Zum Thema Selbstverpflichtung ein Abstecher dahin, wo alle ihre Begabung zur Vernunft und Verantwortung in (Tacho-)Zahlen vor Augen haben: auf die Autobahnen des Landes. Niemand ist daran gehindert, sich selbst zum spritsparenden und umweltschonenden Tempo 120 zu verpflichten. Doch wird 120 (fast immer und überall) nur dort gefahren, wo schneller verboten ist, und wenn – wie jetzt die Deutsche Umwelthilfe – jemand generelle Tempolimits fordert, wird über nicht weniger als eingeschränkte Freiheit lamentiert, und dass das ja wirklich zu weit gehe.

Nun sind Menschen zwar nicht gleich Unternehmen, aber alle, die dort arbeiten, sind Menschen. Und warum sollten die als Angestellte anders funktionieren als am Steuer? Sprich: Warum sollten sie freiwillig etwas ändern, wenn sie ebenso gut erstmal weitermachen können wie bisher?

Wenn also jetzt die Ernährungsministerin ihre wortbombastische „Nationale Reduktions- und Innovationsstrategie für weniger Zucker, Salz und Fett“ vorlegt, ist das einerseits toll, dass die aber als Selbstverpflichtung der Industrie daherkommt, ist zumindest schade.

Ein Gesetz würde Verbindlichkeit schaffen

Ohne der Lebensmittelindustrie zu nahe treten zu wollen, darf an der Effektivität der Regelung auf freiwilliger Basis gezweifelt werden. Das hat schließlich schon in anderen Bereichen nicht geklappt. Beim Tierwohl nicht. Bei der Verbesserung der Herstellungsbedingungen in der Mode nicht. Bei der Plastiktüten- und der CO2 -Ausstoßreduzierung nicht und sofort.

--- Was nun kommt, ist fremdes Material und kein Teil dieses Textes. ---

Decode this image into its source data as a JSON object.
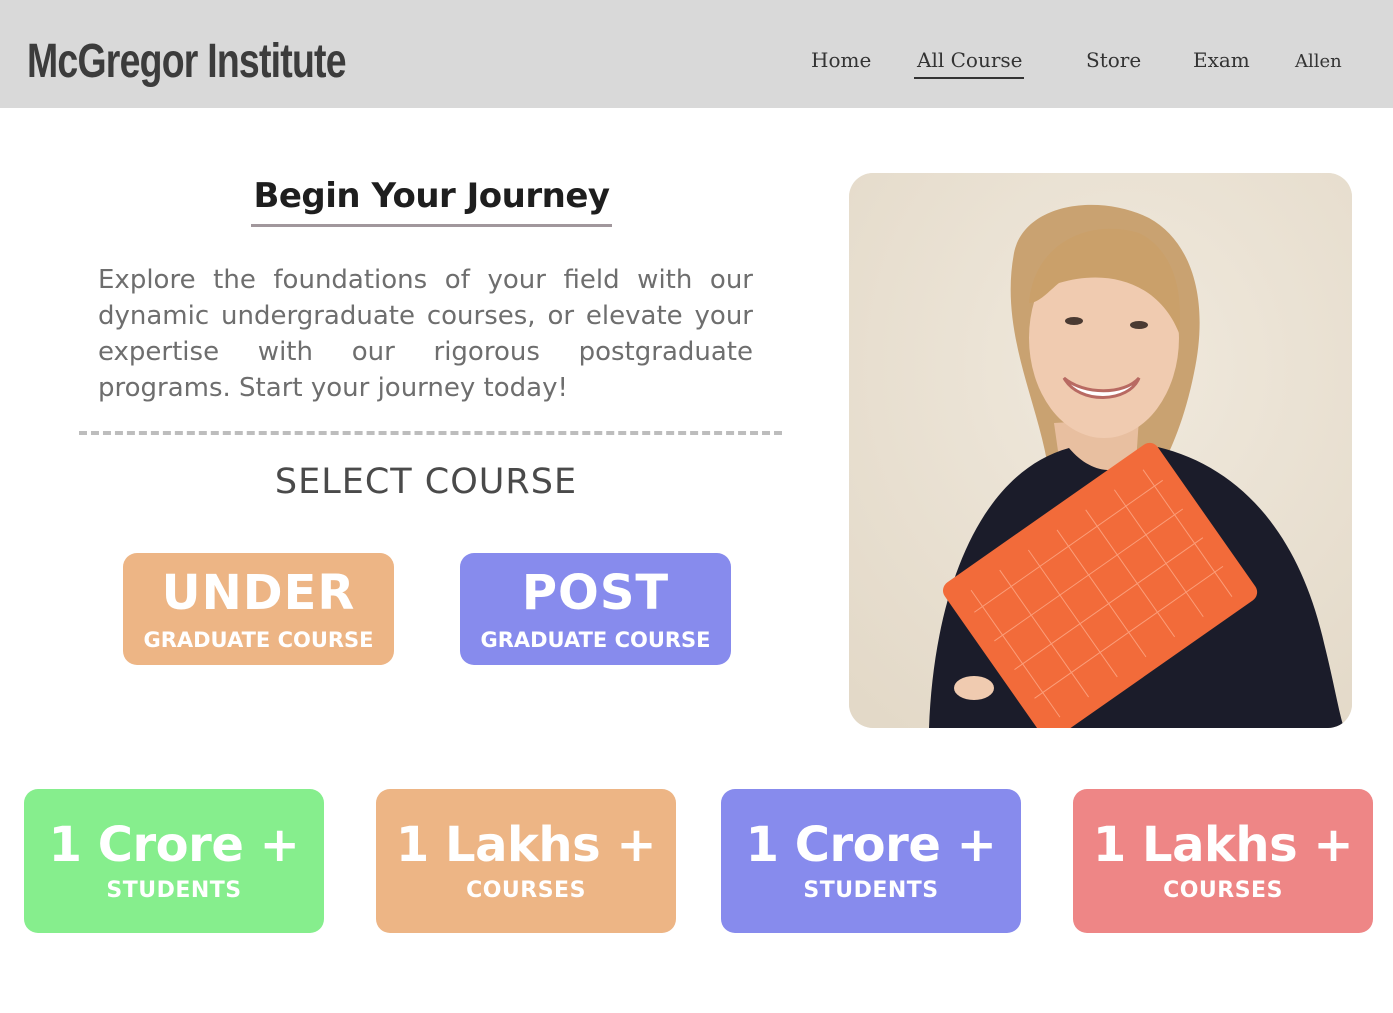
{
  "header": {
    "brand": "McGregor Institute",
    "nav": [
      {
        "label": "Home"
      },
      {
        "label": "All Course",
        "active": true
      },
      {
        "label": "Store"
      },
      {
        "label": "Exam"
      },
      {
        "label": "Allen"
      }
    ]
  },
  "hero": {
    "title": "Begin Your Journey",
    "description": "Explore the foundations of your field with our dynamic undergraduate courses, or elevate your expertise with our rigorous postgraduate programs. Start your journey today!",
    "select_label": "SELECT COURSE",
    "courses": [
      {
        "big": "UNDER",
        "small": "GRADUATE COURSE",
        "color": "#edb585"
      },
      {
        "big": "POST",
        "small": "GRADUATE COURSE",
        "color": "#878bed"
      }
    ]
  },
  "photo": {
    "icon": "student-holding-book-photo"
  },
  "stats": [
    {
      "value": "1 Crore +",
      "label": "STUDENTS",
      "color": "#86ee8d"
    },
    {
      "value": "1 Lakhs +",
      "label": "COURSES",
      "color": "#edb585"
    },
    {
      "value": "1 Crore +",
      "label": "STUDENTS",
      "color": "#878bed"
    },
    {
      "value": "1 Lakhs +",
      "label": "COURSES",
      "color": "#ee8686"
    }
  ]
}
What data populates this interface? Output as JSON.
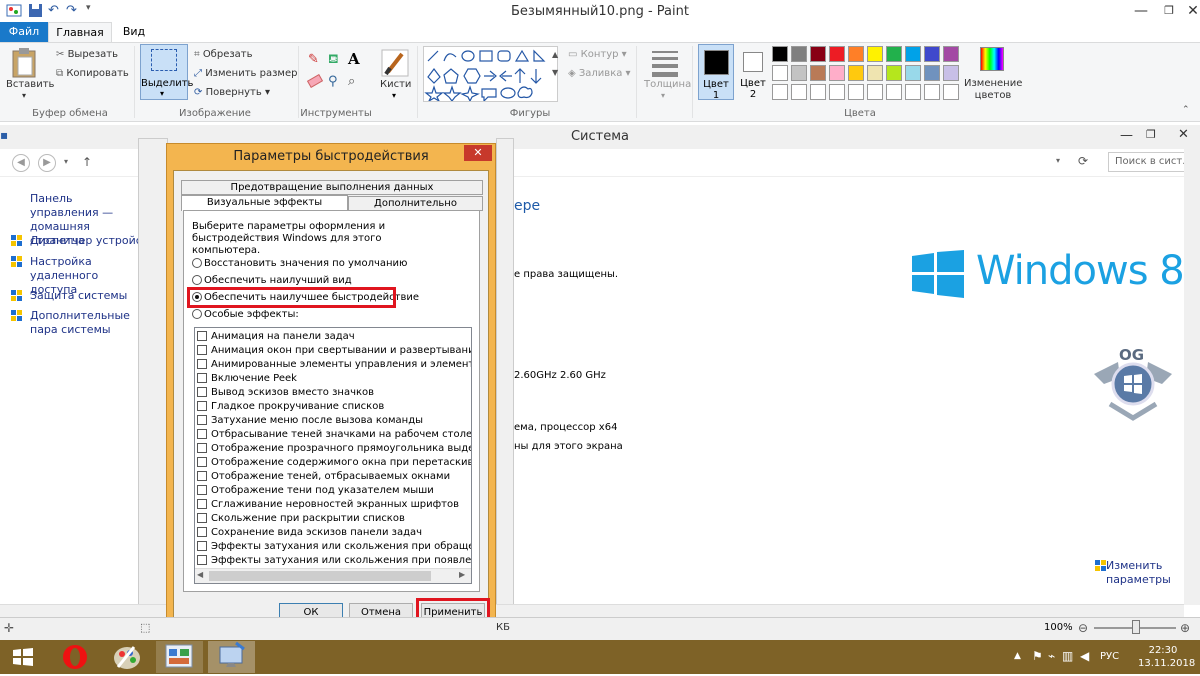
{
  "paint": {
    "title": "Безымянный10.png - Paint",
    "tabs": {
      "file": "Файл",
      "home": "Главная",
      "view": "Вид"
    },
    "clipboard": {
      "paste": "Вставить",
      "cut": "Вырезать",
      "copy": "Копировать",
      "label": "Буфер обмена"
    },
    "image": {
      "select": "Выделить",
      "crop": "Обрезать",
      "resize": "Изменить размер",
      "rotate": "Повернуть",
      "label": "Изображение"
    },
    "tools": {
      "label": "Инструменты",
      "brushes": "Кисти"
    },
    "shapes": {
      "outline": "Контур",
      "fill": "Заливка",
      "label": "Фигуры",
      "thickness": "Толщина"
    },
    "colors": {
      "color1": "Цвет 1",
      "color2": "Цвет 2",
      "edit": "Изменение цветов",
      "label": "Цвета",
      "palette": [
        "#000000",
        "#7f7f7f",
        "#880015",
        "#ed1c24",
        "#ff7f27",
        "#fff200",
        "#22b14c",
        "#00a2e8",
        "#3f48cc",
        "#a349a4",
        "#ffffff",
        "#c3c3c3",
        "#b97a57",
        "#ffaec9",
        "#ffc90e",
        "#efe4b0",
        "#b5e61d",
        "#99d9ea",
        "#7092be",
        "#c8bfe7"
      ]
    },
    "zoom": "100%",
    "status_size": "КБ"
  },
  "system": {
    "title": "Система",
    "search_placeholder": "Поиск в сист...",
    "left_nav": {
      "home": "Панель управления — домашняя страница",
      "device_manager": "Диспетчер устройств",
      "remote": "Настройка удаленного доступа",
      "protection": "Защита системы",
      "advanced": "Дополнительные пара системы"
    },
    "heading_fragment": "ере",
    "rights": "е права защищены.",
    "cpu": "2.60GHz   2.60 GHz",
    "os_type": "ема, процессор x64",
    "pen": "ны для этого экрана",
    "brand": "Windows 8",
    "change_params": "Изменить параметры"
  },
  "dialog": {
    "title": "Параметры быстродействия",
    "close_label": "✕",
    "tabs": {
      "dep": "Предотвращение выполнения данных",
      "visual": "Визуальные эффекты",
      "advanced": "Дополнительно"
    },
    "description": "Выберите параметры оформления и быстродействия Windows для этого компьютера.",
    "radios": [
      "Восстановить значения по умолчанию",
      "Обеспечить наилучший вид",
      "Обеспечить наилучшее быстродействие",
      "Особые эффекты:"
    ],
    "effects": [
      "Анимация на панели задач",
      "Анимация окон при свертывании и развертывании",
      "Анимированные элементы управления и элементы внутри",
      "Включение Peek",
      "Вывод эскизов вместо значков",
      "Гладкое прокручивание списков",
      "Затухание меню после вызова команды",
      "Отбрасывание теней значками на рабочем столе",
      "Отображение прозрачного прямоугольника выделения",
      "Отображение содержимого окна при перетаскивании",
      "Отображение теней, отбрасываемых окнами",
      "Отображение тени под указателем мыши",
      "Сглаживание неровностей экранных шрифтов",
      "Скольжение при раскрытии списков",
      "Сохранение вида эскизов панели задач",
      "Эффекты затухания или скольжения при обращении к ме",
      "Эффекты затухания или скольжения при появлении подс"
    ],
    "buttons": {
      "ok": "ОК",
      "cancel": "Отмена",
      "apply": "Применить"
    }
  },
  "taskbar": {
    "lang": "РУС",
    "time": "22:30",
    "date": "13.11.2018"
  },
  "colors": {
    "highlight": "#e0151f",
    "taskbar": "#7e6227",
    "dialog_frame": "#f3b54f",
    "accent": "#1979ca"
  }
}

Warum sollte die freiwillige Selbstverpflichtung nun ausgerechnet bei Zucker, Salz und Fett klappen? Oder anders gefragt: Warum blieb die Politik hier so rücksichtsvoll? Hat man nur etwas getan, ohne wirklich gehandelt zu haben, um Tätigkeit zu simulieren?

Letztlich könnte eine strenge gesetzliche Vorgabe sogar der Lebensmittelindustrie selbst helfen. Denn so könnte das Risiko minimiert wird, dass einzelne egoistische Betriebe auf Kosten der sich selbstverpflichtenden Anderen kurzfristige Wettbewerbsvorteile erringen – in dem sie sich nicht an die neuen Regeln halten. Was ihnen wegen der rechtlichen Unverbindlichkeit keine Nachteile bringen dürfte. Die Lebensmittelbranche verweist oft genug auf den harten Wettbewerbsdruck. Da könnte die Versuchung zum unfairen Spiel groß sein.

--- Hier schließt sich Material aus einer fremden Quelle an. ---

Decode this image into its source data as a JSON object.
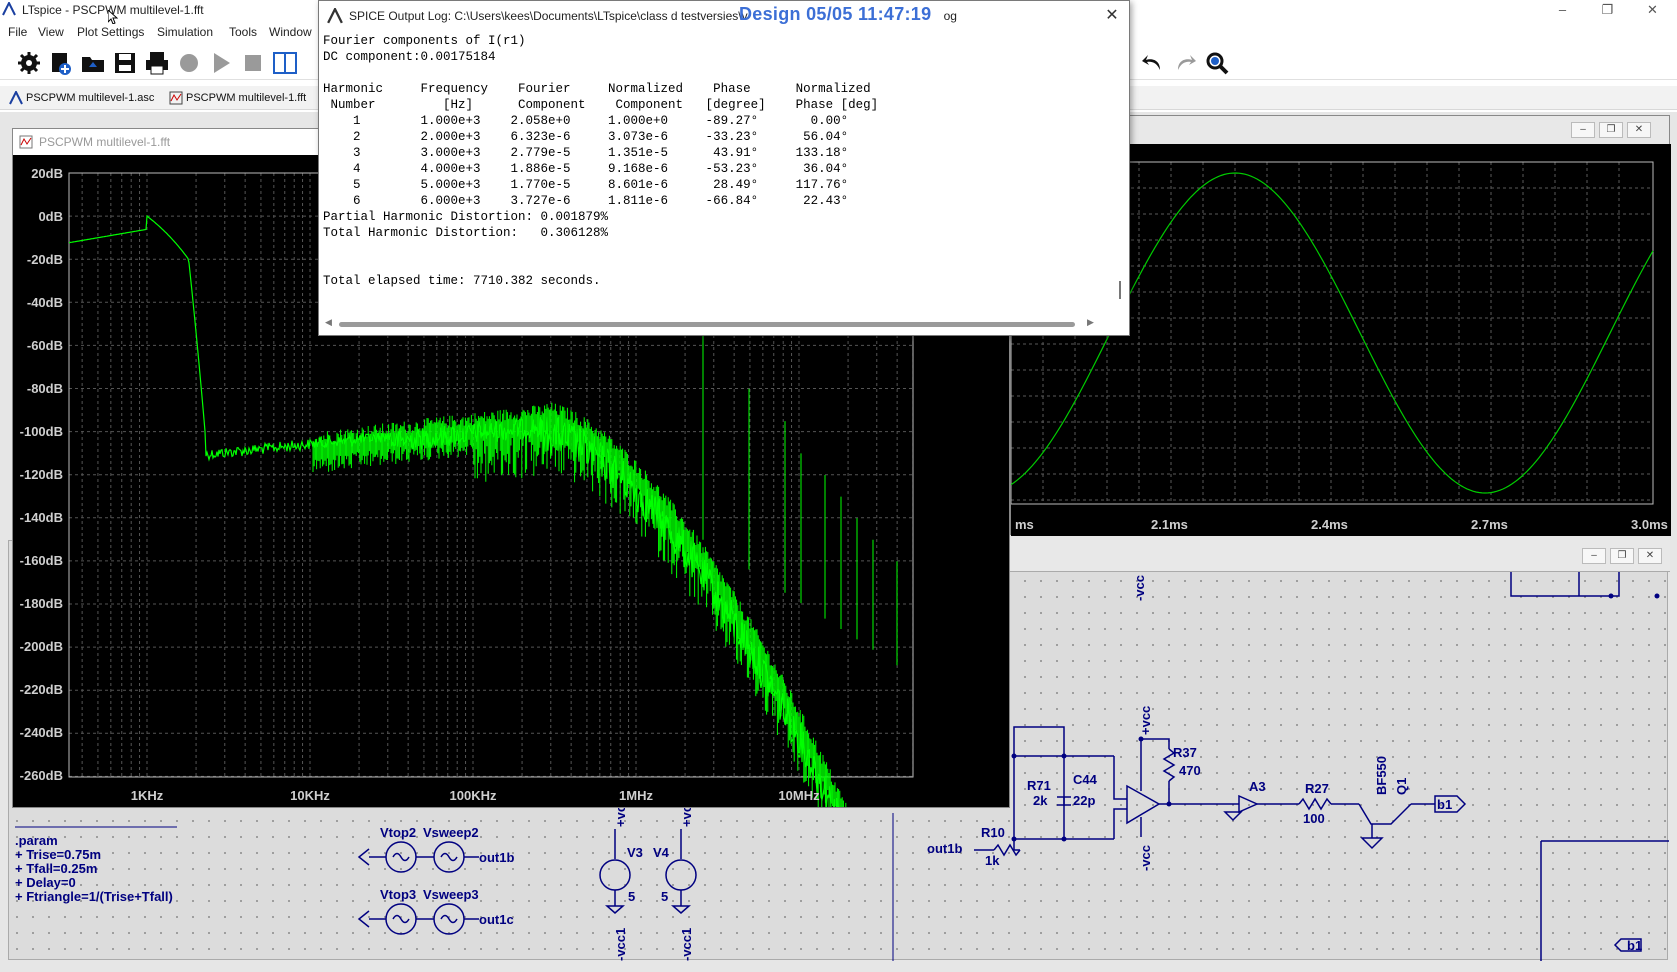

Die Ansage, Zucker, Salz und Fett in Lebensmitteln zu reduzieren, ist volkswirtschaftlich geboten, schon allein deshalb, weil die gesundheitlichen Schäden durch übertriebenen Konsum der drei Nahrungsmittelkomponenten zu Gesundheitsschäden und damit Kosten für die Allgemeinheit führen. Nach Krankenkassenangaben belaufen die sich auf 70 Milliarden Euro jährlich. Zum Vergleich: Laut dem Deutschen Krebsforschungszentrum summieren sich die Kosten durch Raucher auf 80 Milliarden Euro.

Gruselbilder auf Müslipackungen?

Schon heißt es, Zucker sei das neue Nikotin. Damit ginge eine regelrechte Fürsorgepflicht einher. Wenn Zigarettenschachteln mit Raucherlungen zugeklebt werden, müssen dann auf Müslipackungen künftig adopositasverformte Beine?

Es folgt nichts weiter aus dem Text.